Por Paulo Peixinho, produtor de cacau

 

Menino era como Alvinho chamava o irmão mais novo.

Com a experiência que a vida lhe dera, enxergou naquele garoto um futuro promissor.

Os pais já moravam em Jussari, mas o caçula passava a maior parte do tempo na loja, envolvido com o comércio de cacau, exceto quando estava estudando, pois o irmão mais velho, como não havia estudado, exigia que ele estudasse. Da vida rural, interessava-se apenas pela criação de gado.

Observava atentamente o fechamento do caixa que a cunhada fazia no fim de cada dia. Assim, aprendeu tudo. Chegou até a inventar códigos para substituir os números, evitando que os curiosos descobrissem quanto dinheiro havia entrado.

Aos 14 anos, já se considerava um homem feito. Copiou até a maneira de vestir do irmão: roupa de linho branco, como mandava o padrão da época. Mais tarde, nunca mais usaria outras cores, para não perder tempo escolhendo o que vestir.

Muito branco e de olhos cinzentos, aparentava ser mais velho. Namorador, sentia-se especialmente atraído por mulheres mais maduras e de pele morena.

Começou a trabalhar um turno na loja e aprendeu de tudo: medir tecidos, organizar caixas de pregos, comprar e vender cacau. Era esperto como poucos.

Certo dia, observando as caixas de querosene, fez as contas e percebeu que cada uma comportava aproximadamente duas arrobas de cacau mole. O irmão costumava doar aquelas caixas de madeira aos cacauicultores de menor condição financeira.

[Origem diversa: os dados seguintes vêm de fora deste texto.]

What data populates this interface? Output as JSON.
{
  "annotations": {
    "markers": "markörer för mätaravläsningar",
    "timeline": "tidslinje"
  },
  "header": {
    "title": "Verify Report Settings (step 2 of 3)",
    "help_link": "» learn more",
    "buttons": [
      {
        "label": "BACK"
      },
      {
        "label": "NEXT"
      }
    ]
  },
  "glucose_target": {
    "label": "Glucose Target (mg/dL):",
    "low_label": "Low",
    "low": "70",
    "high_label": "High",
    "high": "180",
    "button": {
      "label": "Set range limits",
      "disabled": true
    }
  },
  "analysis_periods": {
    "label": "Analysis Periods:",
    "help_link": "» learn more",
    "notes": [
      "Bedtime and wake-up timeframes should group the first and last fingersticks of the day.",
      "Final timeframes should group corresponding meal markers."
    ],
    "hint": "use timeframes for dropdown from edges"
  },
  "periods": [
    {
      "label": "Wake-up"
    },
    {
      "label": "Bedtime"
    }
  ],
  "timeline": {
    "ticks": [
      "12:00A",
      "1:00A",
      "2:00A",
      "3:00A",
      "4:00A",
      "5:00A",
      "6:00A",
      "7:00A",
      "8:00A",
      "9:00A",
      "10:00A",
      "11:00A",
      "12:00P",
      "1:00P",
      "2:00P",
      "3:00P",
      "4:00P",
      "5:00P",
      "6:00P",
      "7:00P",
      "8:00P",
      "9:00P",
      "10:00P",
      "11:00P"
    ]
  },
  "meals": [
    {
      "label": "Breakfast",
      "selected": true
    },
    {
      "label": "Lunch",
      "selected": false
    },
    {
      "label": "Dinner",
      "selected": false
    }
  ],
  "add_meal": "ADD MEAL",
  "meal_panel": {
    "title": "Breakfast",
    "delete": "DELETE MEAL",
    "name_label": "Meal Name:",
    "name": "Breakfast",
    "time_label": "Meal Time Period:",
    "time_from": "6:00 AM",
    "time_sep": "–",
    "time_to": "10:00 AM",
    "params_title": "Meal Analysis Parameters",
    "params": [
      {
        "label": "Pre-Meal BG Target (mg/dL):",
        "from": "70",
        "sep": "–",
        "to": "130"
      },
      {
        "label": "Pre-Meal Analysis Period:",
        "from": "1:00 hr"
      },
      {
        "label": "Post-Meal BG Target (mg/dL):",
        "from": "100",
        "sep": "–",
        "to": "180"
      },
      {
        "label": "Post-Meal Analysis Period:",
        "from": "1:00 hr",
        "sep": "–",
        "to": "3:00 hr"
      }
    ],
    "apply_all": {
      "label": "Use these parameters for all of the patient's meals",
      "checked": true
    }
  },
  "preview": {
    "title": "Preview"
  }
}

Então negociou para receber parte de seu pagamento em caixas. O mais velho não compreendeu exatamente o motivo, mas aceitou. O rapaz as guardava para revendê-las durante a safra, quando alcançavam preços melhores.

Parecia predestinado a se tornar um grande empreendedor.

À noite, enquanto os outros saíam para beber e conversar, ia à casa do irmão ouvir jazz, salsa e músicas românticas caribenhas.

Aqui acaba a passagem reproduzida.